A fantasy with a built in pseudomynous essentially instantaneous global
transaction system with no chargebacks or double spends or fees.

I can see absolutely no value in that whatsoever. Sorkin is a shill, plain and
simple.

------
nightcracker
Awful article - here's some blatantly false facts/things that annoy me:

> Let’s start with bitcoin’s value — or more accurately, the volatility of its
> value.

That's because it's rising fast in popularity, not because of a flaw in
bitcoin itself. If everyone wanted to have dollars RIGHT NOW it would rise in
value very fast too and be "volatile". There is nothing about bitcoin that is
inherently volatile.

> Then there is the issue of how limited the supply of bitcoin truly is.
> Bitcoin is digitally “mined” by computers running an algorithm. (If you just
> rolled your eyes, you’re not alone.)

I didn't roll my eyes, and I'm disgusted by your ignorance. Do you always roll
your eyes at things you don't understand?

> Bitcoin can be transferred anonymously

False. All Bitcoin transactions are public and traceable. Silk Road?

> But if, and this is a big if, your peer-to-peer transaction doesn’t work
> properly, there is no central clearinghouse to complain to.

You fucked up - though shit. Do you really think you're going to get that
100000 dollar back you've sent to the wrong address in mail?

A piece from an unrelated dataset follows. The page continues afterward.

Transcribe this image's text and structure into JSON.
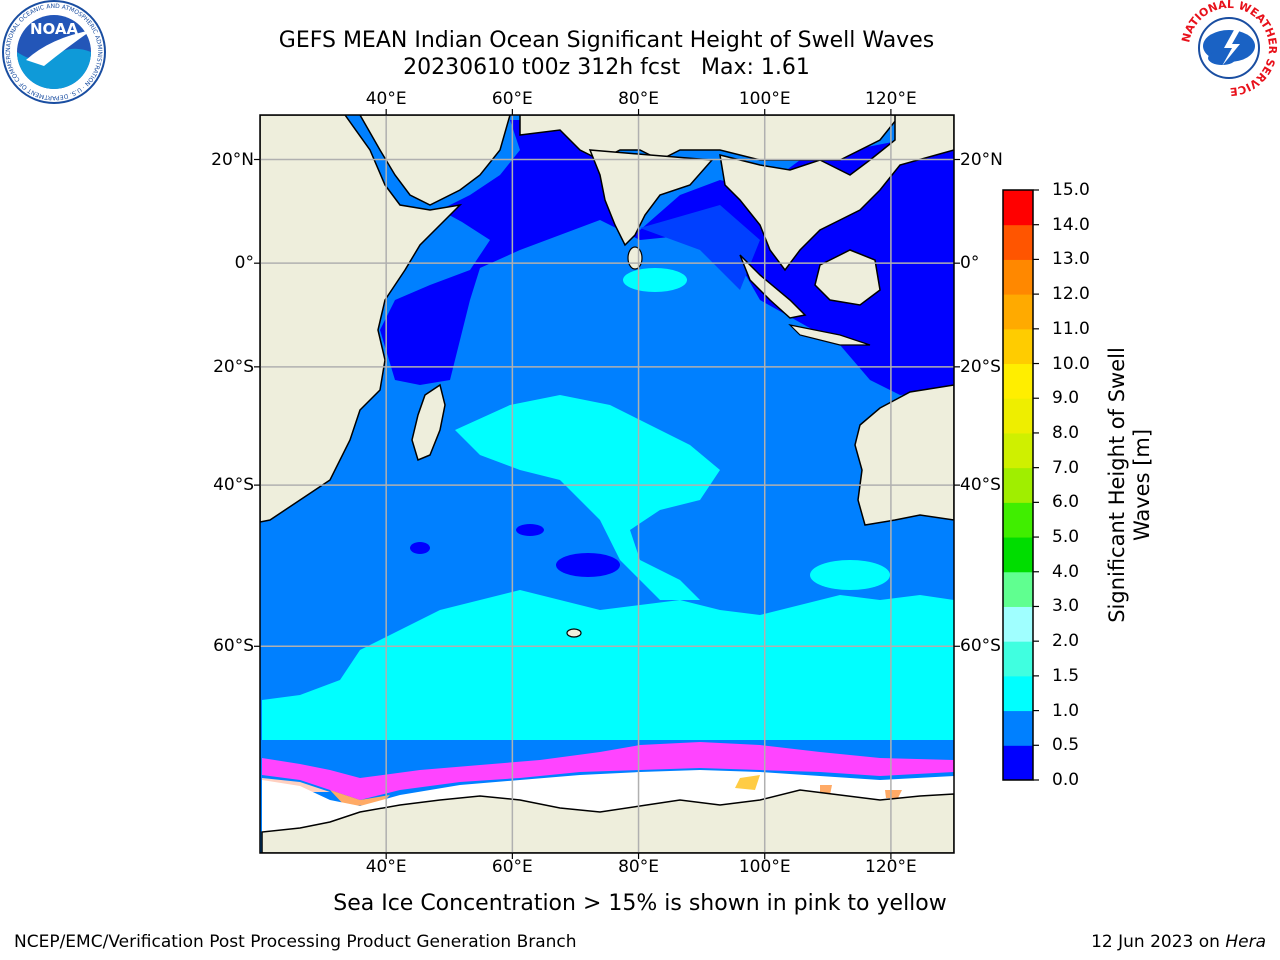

> Can you imagine a world in which we all transact with dozens of different
> currencies every day with different rules?

Oh, you mean like nation-wide rules, and like Yen, Dollar, Euro, Pounds?

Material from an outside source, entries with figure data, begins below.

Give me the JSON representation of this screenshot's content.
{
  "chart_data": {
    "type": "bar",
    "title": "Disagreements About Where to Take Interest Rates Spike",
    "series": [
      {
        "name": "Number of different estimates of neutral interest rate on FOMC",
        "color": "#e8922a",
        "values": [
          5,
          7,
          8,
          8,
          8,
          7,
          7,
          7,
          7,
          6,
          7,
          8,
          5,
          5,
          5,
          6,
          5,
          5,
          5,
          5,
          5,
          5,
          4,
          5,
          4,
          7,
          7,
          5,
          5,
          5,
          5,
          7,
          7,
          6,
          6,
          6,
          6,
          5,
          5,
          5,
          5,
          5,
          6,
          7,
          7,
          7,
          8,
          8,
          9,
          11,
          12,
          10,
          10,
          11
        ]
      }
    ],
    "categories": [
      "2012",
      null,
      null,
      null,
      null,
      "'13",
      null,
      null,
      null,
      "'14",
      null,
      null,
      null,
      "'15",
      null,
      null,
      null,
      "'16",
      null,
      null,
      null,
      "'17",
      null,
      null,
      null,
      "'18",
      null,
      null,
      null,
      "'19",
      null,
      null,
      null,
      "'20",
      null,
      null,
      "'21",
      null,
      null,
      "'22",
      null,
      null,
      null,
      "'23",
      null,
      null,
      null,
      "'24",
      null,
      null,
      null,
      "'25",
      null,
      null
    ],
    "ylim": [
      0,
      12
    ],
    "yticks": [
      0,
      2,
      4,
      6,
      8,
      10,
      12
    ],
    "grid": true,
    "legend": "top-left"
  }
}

> In truth, the best bitcoin can hope for is to be a second-rate version of
> gold, if that.

So a currency that is mathematically limited, not governed by anything
([http://en.wikipedia.org/wiki/Executive_Order_6102](http://en.wikipedia.org/wiki/Executive_Order_6102)),
and costs nothing to transfer is inferior to gold?

------
simplemath
This is honestly one of the worst articles I've ever read. I don't even know
where to start.